Ferenc Erős (1946-) is a social psychologist who has done pioneering work in psychoanalysis, analytical psychology, and the question of Jewish identity after the Holocaust.
He graduated from Eötvös Loránd University in psychology in 1969. He has been working in the Psychological Institute of the Hungarian Academy of Sciences (HAS) since 1973. In 2002, he became a doctor of the HAS. In addition to his work as a researcher, he has also been an active contributor to educational work since the 1970s. The journals Thalassa and Imágó Budapest are edited by him, and he plays an important role in scholarly life in the public sphere. The primary focus of his research is the social-psychological examination of identities, social discrimination, structures of power, authoritarian systems, and the history and theory of psychoanalysis.
In an interview in 2005, he mentioned that some of his former teachers had had a significant impact on his career. His literature teacher gave him books about psychology, for example, the works of Sigmund Freud, and he also read István Bibó’s book on Jewish issue. Furthermore, his Jewish origins and his family involvement motivated him early on to learn as much as he could about the Holocaust. When he was 17 years old, he tried to do research on the deportation of his family and the local Jewish community of his birthplace, but he did not get any support, so as a very young man he saw how difficult it would be to pursue the study of the topic he had chosen.
His course of study was formed by his teacher, Ferenc Pataki, who taught social psychology, and László Garai, who dealt with Marxist philosophy at the university. In social psychology, he was interested not so much in empirical research, but rather in theoretical approaches and social criticism. These fields were not the most popular. He noted this himself: “I was a little bit on the periphery, however, I never felt that anybody would have supplanted me. Rather, I would express that I was marginalized by myself.”

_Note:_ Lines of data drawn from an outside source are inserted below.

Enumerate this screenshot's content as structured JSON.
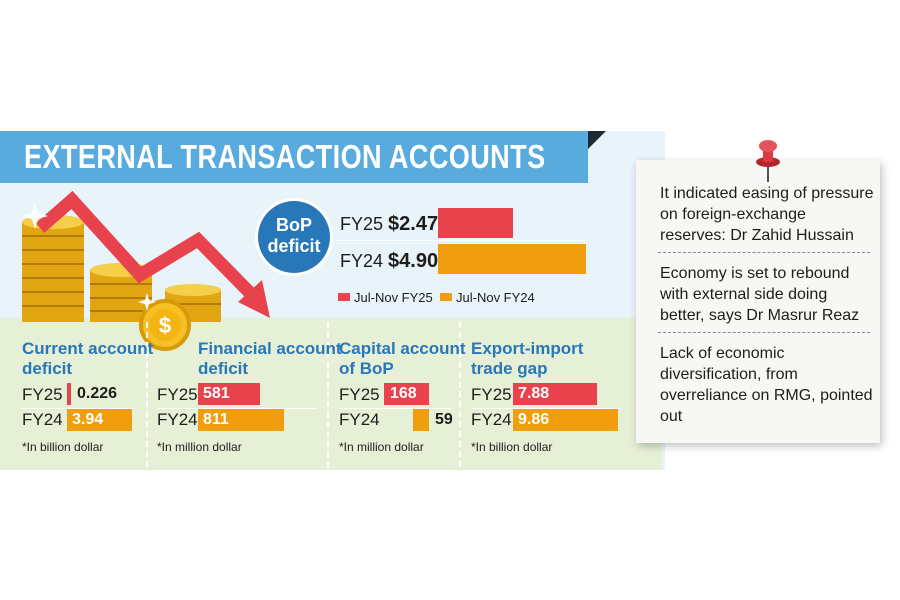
{
  "title": "EXTERNAL TRANSACTION ACCOUNTS",
  "bop": {
    "label_line1": "BoP",
    "label_line2": "deficit",
    "fy25_label": "FY25",
    "fy25_value": "$2.47",
    "fy24_label": "FY24",
    "fy24_value": "$4.90",
    "unit_suffix": "b",
    "legend_fy25": "Jul-Nov FY25",
    "legend_fy24": "Jul-Nov FY24"
  },
  "colors": {
    "fy25": "#e8434c",
    "fy24": "#f19d10",
    "title_blue": "#2877b9",
    "banner": "#5aabdd"
  },
  "sections": [
    {
      "title_line1": "Current account",
      "title_line2": "deficit",
      "fy25_label": "FY25",
      "fy25_value": "0.226",
      "fy24_label": "FY24",
      "fy24_value": "3.94",
      "note": "*In billion dollar"
    },
    {
      "title_line1": "Financial account",
      "title_line2": "deficit",
      "fy25_label": "FY25",
      "fy25_value": "581",
      "fy24_label": "FY24",
      "fy24_value": "811",
      "note": "*In million dollar"
    },
    {
      "title_line1": "Capital account",
      "title_line2": "of BoP",
      "fy25_label": "FY25",
      "fy25_value": "168",
      "fy24_label": "FY24",
      "fy24_value": "59",
      "note": "*In million dollar"
    },
    {
      "title_line1": "Export-import",
      "title_line2": "trade gap",
      "fy25_label": "FY25",
      "fy25_value": "7.88",
      "fy24_label": "FY24",
      "fy24_value": "9.86",
      "note": "*In billion dollar"
    }
  ],
  "quotes": [
    "It indicated easing of pressure on foreign-exchange reserves: Dr Zahid Hussain",
    "Economy is set to rebound with external side doing better, says Dr Masrur Reaz",
    "Lack of economic diversification, from overreliance on RMG, pointed out"
  ],
  "chart_data": [
    {
      "type": "bar",
      "title": "BoP deficit",
      "categories": [
        "FY25",
        "FY24"
      ],
      "values": [
        2.47,
        4.9
      ],
      "legend": [
        "Jul-Nov FY25",
        "Jul-Nov FY24"
      ]
    },
    {
      "type": "bar",
      "title": "Current account deficit",
      "categories": [
        "FY25",
        "FY24"
      ],
      "values": [
        0.226,
        3.94
      ],
      "note": "*In billion dollar"
    },
    {
      "type": "bar",
      "title": "Financial account deficit",
      "categories": [
        "FY25",
        "FY24"
      ],
      "values": [
        581,
        811
      ],
      "note": "*In million dollar"
    },
    {
      "type": "bar",
      "title": "Capital account of BoP",
      "categories": [
        "FY25",
        "FY24"
      ],
      "values": [
        168,
        59
      ],
      "note": "*In million dollar"
    },
    {
      "type": "bar",
      "title": "Export-import trade gap",
      "categories": [
        "FY25",
        "FY24"
      ],
      "values": [
        7.88,
        9.86
      ],
      "note": "*In billion dollar"
    }
  ]
}
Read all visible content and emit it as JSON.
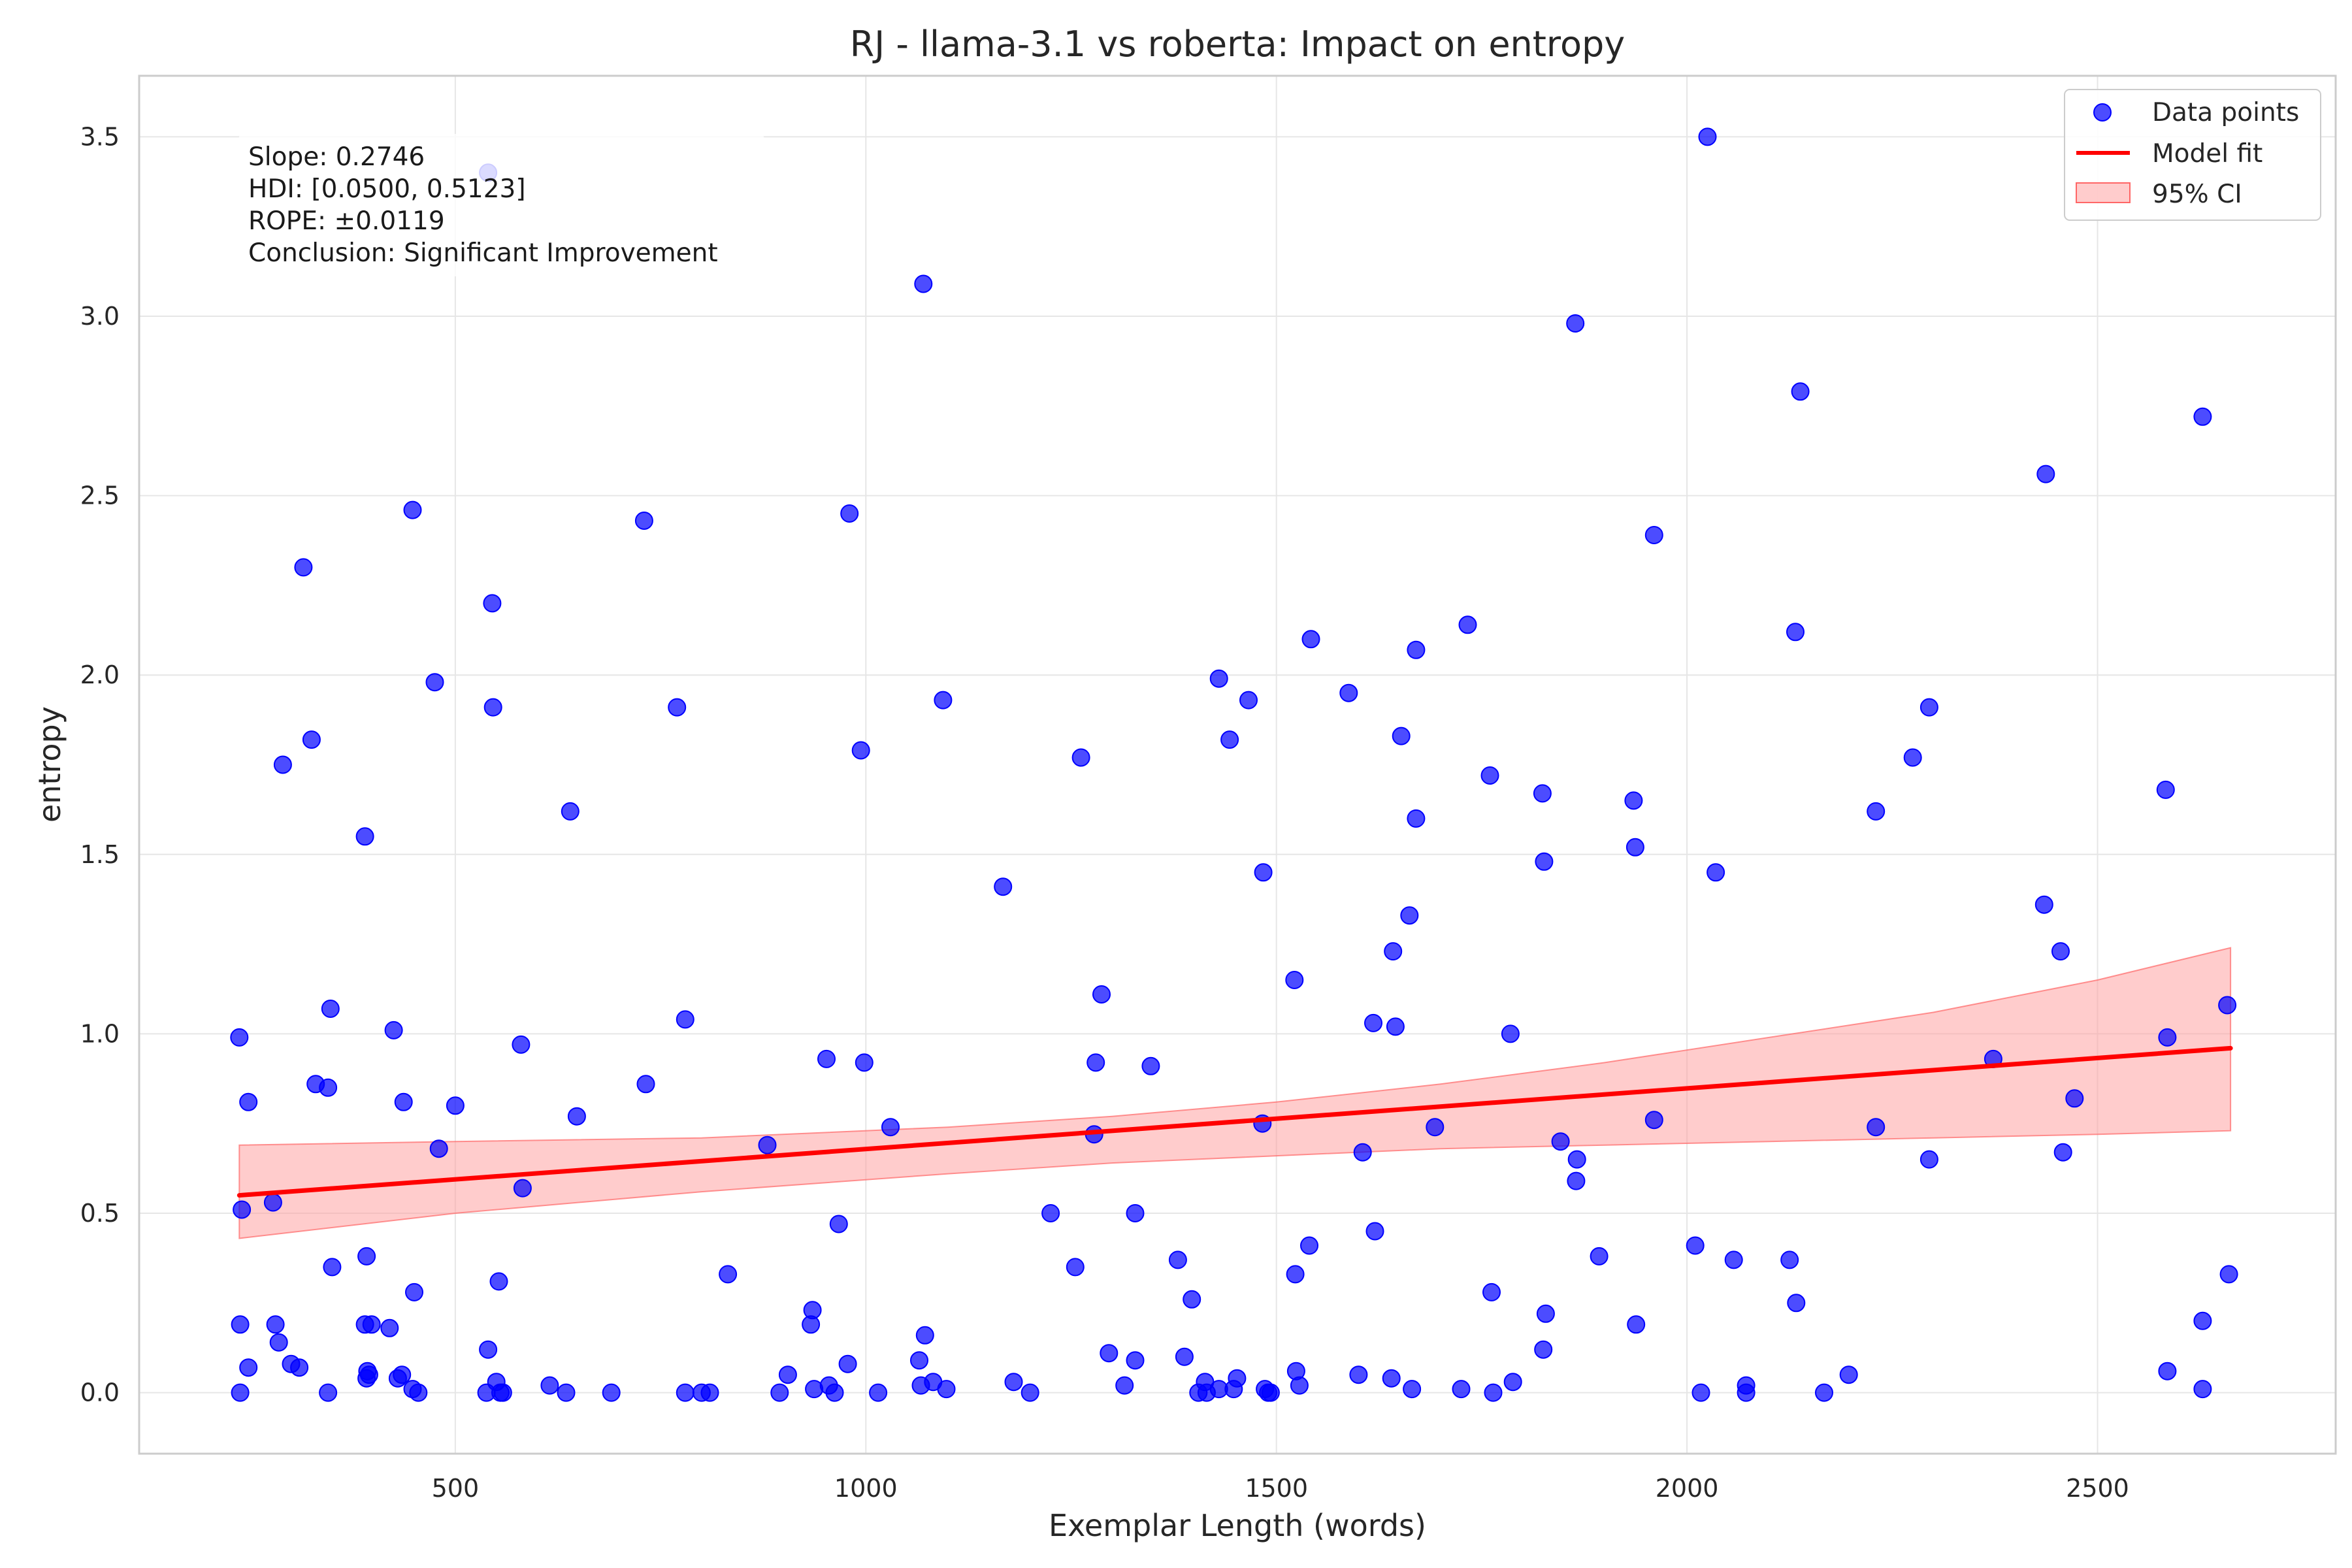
{
  "chart_data": {
    "type": "scatter",
    "title": "RJ - llama-3.1 vs roberta: Impact on entropy",
    "xlabel": "Exemplar Length (words)",
    "ylabel": "entropy",
    "xlim": [
      115,
      2790
    ],
    "ylim": [
      -0.17,
      3.67
    ],
    "x_ticks": [
      500,
      1000,
      1500,
      2000,
      2500
    ],
    "y_ticks": [
      0.0,
      0.5,
      1.0,
      1.5,
      2.0,
      2.5,
      3.0,
      3.5
    ],
    "x_tick_labels": [
      "500",
      "1000",
      "1500",
      "2000",
      "2500"
    ],
    "y_tick_labels": [
      "0.0",
      "0.5",
      "1.0",
      "1.5",
      "2.0",
      "2.5",
      "3.0",
      "3.5"
    ],
    "grid": true,
    "legend_position": "top-right",
    "colors": {
      "points": "#0000ff",
      "fit": "#ff0000",
      "ci_fill": "#ff9999",
      "ci_edge": "#ff6666",
      "grid": "#e6e6e6",
      "axes": "#cccccc"
    },
    "legend": [
      {
        "label": "Data points",
        "kind": "marker"
      },
      {
        "label": "Model fit",
        "kind": "line"
      },
      {
        "label": "95% CI",
        "kind": "patch"
      }
    ],
    "annotation": {
      "lines": [
        "Slope: 0.2746",
        "HDI: [0.0500, 0.5123]",
        "ROPE: ±0.0119",
        "Conclusion: Significant Improvement"
      ]
    },
    "fit": {
      "x": [
        237,
        2662
      ],
      "y": [
        0.55,
        0.96
      ]
    },
    "ci": {
      "x": [
        237,
        500,
        800,
        1100,
        1300,
        1500,
        1700,
        1900,
        2100,
        2300,
        2500,
        2662
      ],
      "upper": [
        0.69,
        0.7,
        0.71,
        0.74,
        0.77,
        0.81,
        0.86,
        0.92,
        0.99,
        1.06,
        1.15,
        1.24
      ],
      "lower": [
        0.43,
        0.5,
        0.56,
        0.61,
        0.64,
        0.66,
        0.68,
        0.69,
        0.7,
        0.71,
        0.72,
        0.73
      ]
    },
    "series": [
      {
        "name": "Data points",
        "points": [
          [
            237,
            0.99
          ],
          [
            240,
            0.51
          ],
          [
            248,
            0.81
          ],
          [
            238,
            0.19
          ],
          [
            238,
            0.0
          ],
          [
            248,
            0.07
          ],
          [
            278,
            0.53
          ],
          [
            281,
            0.19
          ],
          [
            285,
            0.14
          ],
          [
            290,
            1.75
          ],
          [
            300,
            0.08
          ],
          [
            310,
            0.07
          ],
          [
            315,
            2.3
          ],
          [
            325,
            1.82
          ],
          [
            330,
            0.86
          ],
          [
            345,
            0.85
          ],
          [
            348,
            1.07
          ],
          [
            350,
            0.35
          ],
          [
            345,
            0.0
          ],
          [
            390,
            1.55
          ],
          [
            392,
            0.38
          ],
          [
            390,
            0.19
          ],
          [
            393,
            0.06
          ],
          [
            395,
            0.05
          ],
          [
            398,
            0.19
          ],
          [
            392,
            0.04
          ],
          [
            420,
            0.18
          ],
          [
            425,
            1.01
          ],
          [
            430,
            0.04
          ],
          [
            435,
            0.05
          ],
          [
            437,
            0.81
          ],
          [
            448,
            2.46
          ],
          [
            450,
            0.28
          ],
          [
            455,
            0.0
          ],
          [
            448,
            0.01
          ],
          [
            475,
            1.98
          ],
          [
            480,
            0.68
          ],
          [
            500,
            0.8
          ],
          [
            538,
            0.0
          ],
          [
            540,
            0.12
          ],
          [
            540,
            3.4
          ],
          [
            545,
            2.2
          ],
          [
            546,
            1.91
          ],
          [
            550,
            0.03
          ],
          [
            553,
            0.31
          ],
          [
            555,
            0.0
          ],
          [
            558,
            0.0
          ],
          [
            580,
            0.97
          ],
          [
            582,
            0.57
          ],
          [
            615,
            0.02
          ],
          [
            640,
            1.62
          ],
          [
            635,
            0.0
          ],
          [
            648,
            0.77
          ],
          [
            690,
            0.0
          ],
          [
            730,
            2.43
          ],
          [
            732,
            0.86
          ],
          [
            770,
            1.91
          ],
          [
            780,
            1.04
          ],
          [
            780,
            0.0
          ],
          [
            800,
            0.0
          ],
          [
            810,
            0.0
          ],
          [
            832,
            0.33
          ],
          [
            880,
            0.69
          ],
          [
            895,
            0.0
          ],
          [
            905,
            0.05
          ],
          [
            933,
            0.19
          ],
          [
            935,
            0.23
          ],
          [
            937,
            0.01
          ],
          [
            952,
            0.93
          ],
          [
            955,
            0.02
          ],
          [
            962,
            0.0
          ],
          [
            967,
            0.47
          ],
          [
            978,
            0.08
          ],
          [
            980,
            2.45
          ],
          [
            994,
            1.79
          ],
          [
            998,
            0.92
          ],
          [
            1015,
            0.0
          ],
          [
            1030,
            0.74
          ],
          [
            1065,
            0.09
          ],
          [
            1067,
            0.02
          ],
          [
            1070,
            3.09
          ],
          [
            1072,
            0.16
          ],
          [
            1082,
            0.03
          ],
          [
            1094,
            1.93
          ],
          [
            1098,
            0.01
          ],
          [
            1167,
            1.41
          ],
          [
            1180,
            0.03
          ],
          [
            1200,
            0.0
          ],
          [
            1225,
            0.5
          ],
          [
            1255,
            0.35
          ],
          [
            1262,
            1.77
          ],
          [
            1278,
            0.72
          ],
          [
            1280,
            0.92
          ],
          [
            1287,
            1.11
          ],
          [
            1296,
            0.11
          ],
          [
            1315,
            0.02
          ],
          [
            1328,
            0.5
          ],
          [
            1328,
            0.09
          ],
          [
            1347,
            0.91
          ],
          [
            1380,
            0.37
          ],
          [
            1388,
            0.1
          ],
          [
            1397,
            0.26
          ],
          [
            1405,
            0.0
          ],
          [
            1413,
            0.03
          ],
          [
            1415,
            0.0
          ],
          [
            1430,
            1.99
          ],
          [
            1430,
            0.01
          ],
          [
            1443,
            1.82
          ],
          [
            1448,
            0.01
          ],
          [
            1452,
            0.04
          ],
          [
            1466,
            1.93
          ],
          [
            1483,
            0.75
          ],
          [
            1484,
            1.45
          ],
          [
            1486,
            0.01
          ],
          [
            1490,
            0.0
          ],
          [
            1493,
            0.0
          ],
          [
            1522,
            1.15
          ],
          [
            1523,
            0.33
          ],
          [
            1524,
            0.06
          ],
          [
            1528,
            0.02
          ],
          [
            1540,
            0.41
          ],
          [
            1542,
            2.1
          ],
          [
            1588,
            1.95
          ],
          [
            1605,
            0.67
          ],
          [
            1600,
            0.05
          ],
          [
            1618,
            1.03
          ],
          [
            1620,
            0.45
          ],
          [
            1640,
            0.04
          ],
          [
            1642,
            1.23
          ],
          [
            1645,
            1.02
          ],
          [
            1652,
            1.83
          ],
          [
            1662,
            1.33
          ],
          [
            1665,
            0.01
          ],
          [
            1670,
            2.07
          ],
          [
            1670,
            1.6
          ],
          [
            1693,
            0.74
          ],
          [
            1725,
            0.01
          ],
          [
            1733,
            2.14
          ],
          [
            1760,
            1.72
          ],
          [
            1762,
            0.28
          ],
          [
            1764,
            0.0
          ],
          [
            1785,
            1.0
          ],
          [
            1788,
            0.03
          ],
          [
            1824,
            1.67
          ],
          [
            1825,
            0.12
          ],
          [
            1826,
            1.48
          ],
          [
            1828,
            0.22
          ],
          [
            1846,
            0.7
          ],
          [
            1864,
            2.98
          ],
          [
            1866,
            0.65
          ],
          [
            1865,
            0.59
          ],
          [
            1893,
            0.38
          ],
          [
            1935,
            1.65
          ],
          [
            1937,
            1.52
          ],
          [
            1938,
            0.19
          ],
          [
            1960,
            2.39
          ],
          [
            1960,
            0.76
          ],
          [
            2010,
            0.41
          ],
          [
            2017,
            0.0
          ],
          [
            2025,
            3.5
          ],
          [
            2035,
            1.45
          ],
          [
            2057,
            0.37
          ],
          [
            2072,
            0.02
          ],
          [
            2072,
            0.0
          ],
          [
            2125,
            0.37
          ],
          [
            2132,
            2.12
          ],
          [
            2133,
            0.25
          ],
          [
            2138,
            2.79
          ],
          [
            2167,
            0.0
          ],
          [
            2197,
            0.05
          ],
          [
            2230,
            1.62
          ],
          [
            2230,
            0.74
          ],
          [
            2275,
            1.77
          ],
          [
            2295,
            1.91
          ],
          [
            2295,
            0.65
          ],
          [
            2373,
            0.93
          ],
          [
            2435,
            1.36
          ],
          [
            2437,
            2.56
          ],
          [
            2455,
            1.23
          ],
          [
            2458,
            0.67
          ],
          [
            2472,
            0.82
          ],
          [
            2583,
            1.68
          ],
          [
            2585,
            0.99
          ],
          [
            2585,
            0.06
          ],
          [
            2628,
            2.72
          ],
          [
            2628,
            0.2
          ],
          [
            2628,
            0.01
          ],
          [
            2658,
            1.08
          ],
          [
            2660,
            0.33
          ]
        ]
      }
    ]
  }
}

A six-month scholarship at Columbia University in 1976 was an important event in his professional development. He met a group of second-generation Holocaust survivors, and this experience had a strong impact on him. He was motivated both by his personal impressions and by works about the aftermath of the trauma of the Holocaust, mainly Helen Epstein’s book Children of the Holocaust. The psychotherapeutic and psychoanalytical issues concerning this phenomenon were an essential reference point for him.
Together with psychologist András Stark, Erős began doing interviews with second-generation Holocaust survivors and researching the question of Jewish identity after World War II in the late 1970s. The history and remembrance of the Holocaust were suppressed taboos under the Kádár regime. One could talk about the Shoah with family memebrs, but it was not an acceptable topic in public discourse or scientific research. For Erős and Stark, the questions which arose in the course of this work also touched on their personal lives. As children of Holocaust survivors, they were curious to know how widespread their experiences were.
Although Ferec Erős was not a member of an oppositional group, the focus of his research (repressed Jewish identity and social critical social psychology) led him to the oppositional cultural community of late socialism. Initially, his findings were known only to the professional audience, but then they began to become familiar the so-called second public sphere through lectures which were held at the so-called “flying university” and articles in samizdat publications. Erős and András Kovács (who was one of the main organizers of this second public sphere) published a paper together with Katalin Lévai in the journal Medvetánc, which was the most important critical, intellectual forum of the 1980s. (Erős, Ferenc, András Kovács, and Katalin Lévai. “Hogyan tudtam meg, hogy zsidó vagyok?” Medvetánc, no. 2-3 (1985), 129-144.). This paper was considered a decisive empirical analysis. Furthermore, together with Bea Ehmann, Erős devised a narrative model of Jewish identity (Erős, Ferenc, and Bea Ehmann. “Jewish Identity in Hungary, A narrative model suggested.” In Ambiguous Identities in the New Europe, 121-134. Budapest: Replika, 1997).
In one of his lectures, Erős made the contention that to ask someone how she or he learned of her or his Jewish origins is to touch on the anxieties and discomforts of a whole generation. Doing an interview about this subject meant breaking the silence, and it also constituted a significant act of memory policy. It acknowledged the existence of a subcultural identity which was fed by a sense of belonging to a discriminated group. When Erős began to deal with the concept of identity, this was an awkward and sensitive topic, because “everybody had a type of identity which often caused shame”. This stigmatization and discrimination also exist today, according to Erős: “If someone freely accepts his or her identity, he or she can suffer discrimination.”
Ferenc Erős is very active. He published a book titled “Psyche and Power” in 2016 (Erős, Ferenc. Psziché és hatalom. Tanulmányok, esszék. Budapest: Pesti Kalligram, 2016.). Moreover, he reflects sensitively on current social phenomena. For example, he held a lecture with met with considerable attention on the social and psychological dimensions of the so-called migration crisis on the occasion of a meeting of the Hungarian Psychological Association in November 2015.